If you were hoping the Cleveland Browns would release a notable player named Joe, you got your wish. If you were hoping that it was Joe Thomas, you did not. The Browns released cornerback Joe Haden on Wednesday, a surprise move that neither seems to make them better or save them money that needed to be saved.
Haden signed a $67.5 million extension in 2014 and more of the contract situation was broken down by Jason Fitzgerald at OvertheCap:
Haden had one of the more player friendly contracts in the NFL and arguably one of the best contracts among cornerbacks even if not the highest. The Browns really pushed the bar with him on guarantees and structure despite the fact that he really was a notch below the top players when he signed a $67.5 million extension in 2014.

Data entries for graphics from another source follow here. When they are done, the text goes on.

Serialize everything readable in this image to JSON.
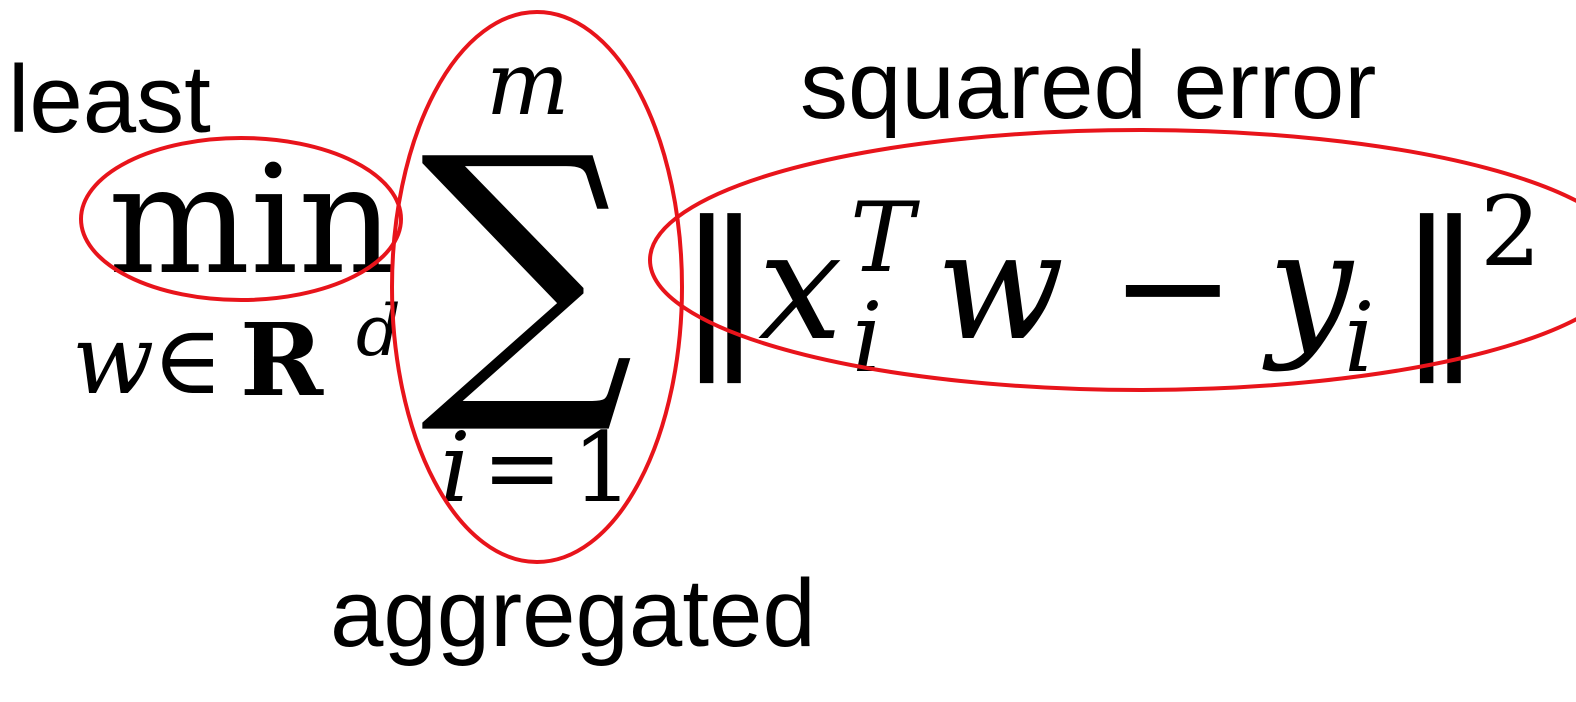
{
  "annotations": {
    "least": "least",
    "squared_error": "squared error",
    "aggregated": "aggregated"
  },
  "formula": {
    "operator": "min",
    "constraint_var": "w",
    "constraint_in": "∈",
    "constraint_set": "R",
    "constraint_dim": "d",
    "sum_symbol": "∑",
    "sum_upper": "m",
    "sum_lower_var": "i",
    "sum_lower_eq": "=",
    "sum_lower_val": "1",
    "norm_open": "‖",
    "x_var": "x",
    "x_sub": "i",
    "x_sup": "T",
    "w_var": "w",
    "minus": "−",
    "y_var": "y",
    "y_sub": "i",
    "norm_close": "‖",
    "norm_power": "2"
  },
  "colors": {
    "highlight": "#e8141b",
    "text": "#000000"
  }
}
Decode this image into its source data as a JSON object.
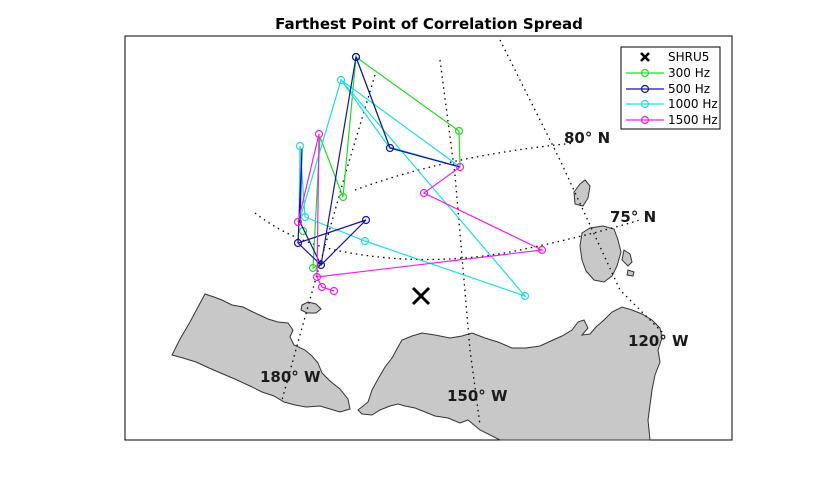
{
  "title": "Farthest Point of Correlation Spread",
  "legend": {
    "placement": "top-right",
    "entries": [
      {
        "label": "SHRU5",
        "marker": "x",
        "color": "#000000"
      },
      {
        "label": "300 Hz",
        "marker": "o",
        "color": "#22dd22"
      },
      {
        "label": "500 Hz",
        "marker": "o",
        "color": "#1414a0"
      },
      {
        "label": "1000 Hz",
        "marker": "o",
        "color": "#22dddd"
      },
      {
        "label": "1500 Hz",
        "marker": "o",
        "color": "#ee22ee"
      }
    ]
  },
  "grid_labels": {
    "lat_80": "80° N",
    "lat_75": "75° N",
    "lon_120": "120° W",
    "lon_150": "150° W",
    "lon_180": "180° W"
  },
  "colors": {
    "land": "#c8c8c8",
    "coast": "#333333",
    "grid": "#000000",
    "frame": "#000000"
  },
  "chart_data": {
    "type": "scatter",
    "title": "Farthest Point of Correlation Spread",
    "grid": true,
    "legend_placement": "top-right"
  }
}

Cutting Haden leaves the Browns with $7.3 million in dead money this year and another $3.6 million in 2018. $4 million of his salary is guaranteed and will be paid by the Browns unless he signs with another team, which should happen pretty quickly. Whatever he signs for with another team will offset the Browns obligation to him and the Browns will receive a salary cap credit next year.

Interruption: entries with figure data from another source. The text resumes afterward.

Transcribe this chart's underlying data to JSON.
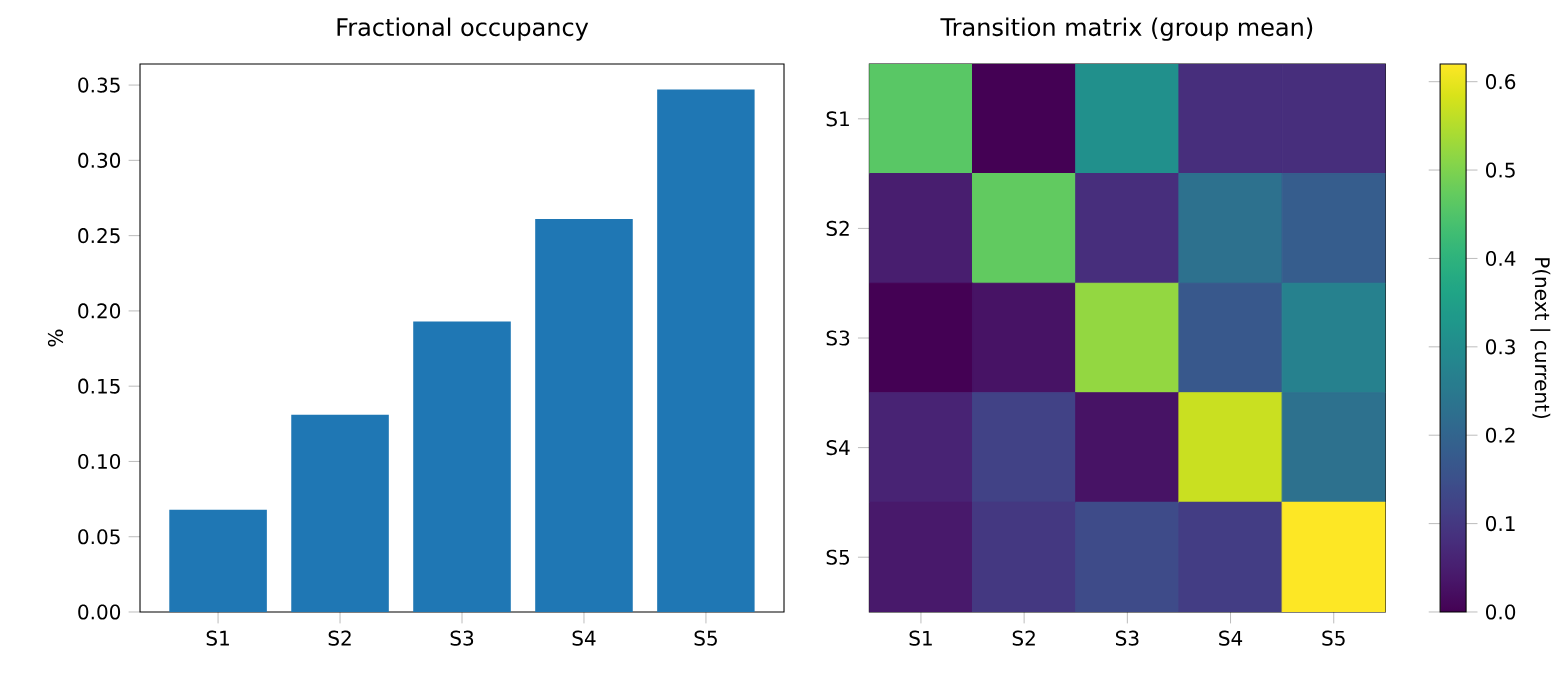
{
  "chart_data": [
    {
      "type": "bar",
      "title": "Fractional occupancy",
      "ylabel": "%",
      "categories": [
        "S1",
        "S2",
        "S3",
        "S4",
        "S5"
      ],
      "values": [
        0.068,
        0.131,
        0.193,
        0.261,
        0.347
      ],
      "color": "#1f77b4",
      "ylim": [
        0,
        0.364
      ],
      "yticks": [
        {
          "value": 0,
          "label": "0.00"
        },
        {
          "value": 0.05,
          "label": "0.05"
        },
        {
          "value": 0.1,
          "label": "0.10"
        },
        {
          "value": 0.15,
          "label": "0.15"
        },
        {
          "value": 0.2,
          "label": "0.20"
        },
        {
          "value": 0.25,
          "label": "0.25"
        },
        {
          "value": 0.3,
          "label": "0.30"
        },
        {
          "value": 0.35,
          "label": "0.35"
        }
      ]
    },
    {
      "type": "heatmap",
      "title": "Transition matrix (group mean)",
      "clabel": "P(next | current)",
      "categories": [
        "S1",
        "S2",
        "S3",
        "S4",
        "S5"
      ],
      "y_categories": [
        "S1",
        "S2",
        "S3",
        "S4",
        "S5"
      ],
      "cells": [
        [
          0.46,
          0.0,
          0.31,
          0.08,
          0.08
        ],
        [
          0.05,
          0.47,
          0.08,
          0.23,
          0.18
        ],
        [
          0.0,
          0.03,
          0.52,
          0.17,
          0.27
        ],
        [
          0.06,
          0.12,
          0.03,
          0.57,
          0.23
        ],
        [
          0.04,
          0.1,
          0.14,
          0.11,
          0.62
        ]
      ],
      "clim": [
        0,
        0.62
      ],
      "cticks": [
        {
          "value": 0,
          "label": "0.0"
        },
        {
          "value": 0.1,
          "label": "0.1"
        },
        {
          "value": 0.2,
          "label": "0.2"
        },
        {
          "value": 0.3,
          "label": "0.3"
        },
        {
          "value": 0.4,
          "label": "0.4"
        },
        {
          "value": 0.5,
          "label": "0.5"
        },
        {
          "value": 0.6,
          "label": "0.6"
        }
      ]
    }
  ]
}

Haden was set to make $11.1 million this season, a high number for a corner who has missed 14 games over the last two years and hasn’t been a Pro Bowler since 2014. However, Haden is only 28 and the former seventh overall pick had 16 interceptions over his first five seasons and did what so few humans have managed to do: Became a success on the Browns.
The Pittsburgh Steelers are rumored to be the frontrunners for Haden, giving them an advantage in their weakest area while adding a player who is already familiar with all the receivers in the division, especially Corey Coleman, Josh Gordon (if he ever returns) and some of Pitt’s real rivals on the Ravens and Bengals.

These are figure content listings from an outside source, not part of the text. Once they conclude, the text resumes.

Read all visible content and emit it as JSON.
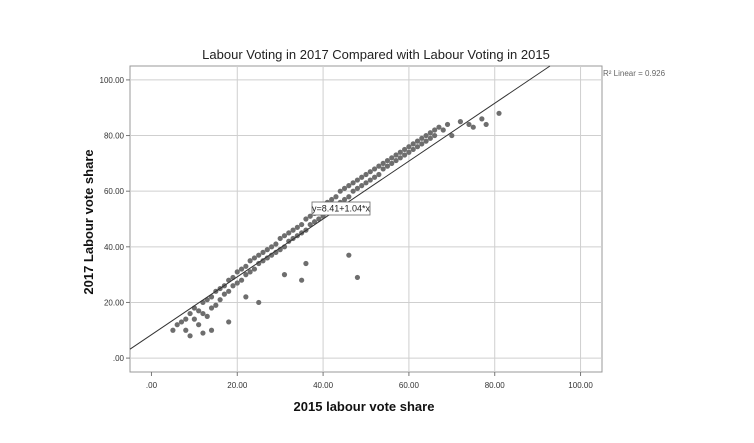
{
  "chart_data": {
    "type": "scatter",
    "title": "Labour Voting in 2017 Compared with Labour Voting in 2015",
    "xlabel": "2015 labour vote share",
    "ylabel": "2017 Labour vote share",
    "x_ticks": [
      ".00",
      "20.00",
      "40.00",
      "60.00",
      "80.00",
      "100.00"
    ],
    "y_ticks": [
      ".00",
      "20.00",
      "40.00",
      "60.00",
      "80.00",
      "100.00"
    ],
    "xlim": [
      -5,
      105
    ],
    "ylim": [
      -5,
      105
    ],
    "grid": true,
    "point_color": "#6e6e6e",
    "fit_line": {
      "label": "y=8.41+1.04*x",
      "intercept": 8.41,
      "slope": 1.04,
      "r_squared_label": "R² Linear = 0.926",
      "color": "#333333"
    },
    "x": [
      5,
      6,
      7,
      8,
      8,
      9,
      10,
      10,
      11,
      11,
      12,
      12,
      13,
      13,
      14,
      14,
      15,
      15,
      16,
      16,
      17,
      17,
      18,
      18,
      19,
      19,
      20,
      20,
      21,
      21,
      22,
      22,
      23,
      23,
      24,
      24,
      25,
      25,
      26,
      26,
      27,
      27,
      28,
      28,
      29,
      29,
      30,
      30,
      31,
      31,
      32,
      32,
      33,
      33,
      34,
      34,
      35,
      35,
      36,
      36,
      37,
      37,
      38,
      38,
      39,
      39,
      40,
      40,
      41,
      41,
      42,
      42,
      43,
      43,
      44,
      44,
      45,
      45,
      46,
      46,
      47,
      47,
      48,
      48,
      49,
      49,
      50,
      50,
      51,
      51,
      52,
      52,
      53,
      53,
      54,
      54,
      55,
      55,
      56,
      56,
      57,
      57,
      58,
      58,
      59,
      59,
      60,
      60,
      61,
      61,
      62,
      62,
      63,
      63,
      64,
      64,
      65,
      65,
      66,
      66,
      67,
      68,
      69,
      70,
      72,
      74,
      75,
      77,
      78,
      81,
      46,
      48,
      22,
      25,
      35,
      14,
      18,
      31,
      36,
      9,
      12
    ],
    "y": [
      10,
      12,
      13,
      14,
      10,
      16,
      14,
      18,
      17,
      12,
      20,
      16,
      21,
      15,
      22,
      18,
      24,
      19,
      25,
      21,
      26,
      23,
      28,
      24,
      29,
      26,
      31,
      27,
      32,
      28,
      33,
      30,
      35,
      31,
      36,
      32,
      37,
      34,
      38,
      35,
      39,
      36,
      40,
      37,
      41,
      38,
      43,
      39,
      44,
      40,
      45,
      42,
      46,
      43,
      47,
      44,
      48,
      45,
      50,
      46,
      51,
      48,
      52,
      49,
      54,
      50,
      55,
      51,
      56,
      53,
      57,
      54,
      58,
      55,
      60,
      56,
      61,
      57,
      62,
      58,
      63,
      60,
      64,
      61,
      65,
      62,
      66,
      63,
      67,
      64,
      68,
      65,
      69,
      66,
      70,
      68,
      71,
      69,
      72,
      70,
      73,
      71,
      74,
      72,
      75,
      73,
      76,
      74,
      77,
      75,
      78,
      76,
      79,
      77,
      80,
      78,
      81,
      79,
      82,
      80,
      83,
      82,
      84,
      80,
      85,
      84,
      83,
      86,
      84,
      88,
      37,
      29,
      22,
      20,
      28,
      10,
      13,
      30,
      34,
      8,
      9
    ]
  }
}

The idea of the Seattle Seahawks signing Haden makes some sense because of obvious reasons: He’s been good, they’re good, they have questions at corner. However, Haden has fallen out of favor in Cleveland for a reason. Repeat: Joe Haden didn’t have a place with the Cleveland Browns anymore and I don’t believe the Browns are giving up on this season despite their recent moves of cutting him and trading 2015 first rounder Cam Erving. That being said his cost may not be prohibitive in any sense. Back to Fitzgerald:
Because Haden is already owed $4 million by the Browns the most likely contract will be one that pays him the minimum, which I believe is $900,000. Anything more than that but under $4 million simply helps the Browns and would make no sense for a team to do. Given Haden’s play it is unlikely a team would pay him much more than $4 million anyway especially this late in the year when many teams are tight on cap room.
The Seahawks could fit $900,000 on the roster, and could offer Haden a chance to compete for the Super Bowl, but they’ve been working all summer on building a secondary that includes Shaquill Griffin, Jeremy Lane, and Bradley McDougald at corner, alongside Richard Sherman. I could see them adding a corner before the season, but I’m not sure I could see them adding a player of Haden’s caliber. The type of player who wouldn’t just help but who would take over the attention. A player who could overshadow the seven years of history that Sherman, Earl Thomas, and Kam Chancellor have together. Can Haden seamlessly fit into a secondary as the fourth-best, fourth-most important player?
I’m not sure that he can or that he wants to or that the other three guys want him to.
Also, Joe Haden might actually be bad. Per PFF, he was one of the worst-performing corners in the NFL in 2016, allowing a league-high six touchdowns. He has not shown any improvement on that mark in the preseason. Even in his two Pro Bowl seasons — 2013, 2014 — Haden was good, but getting extra credit probably because of his draft status and the fact that so few players on Cleveland’s roster were good.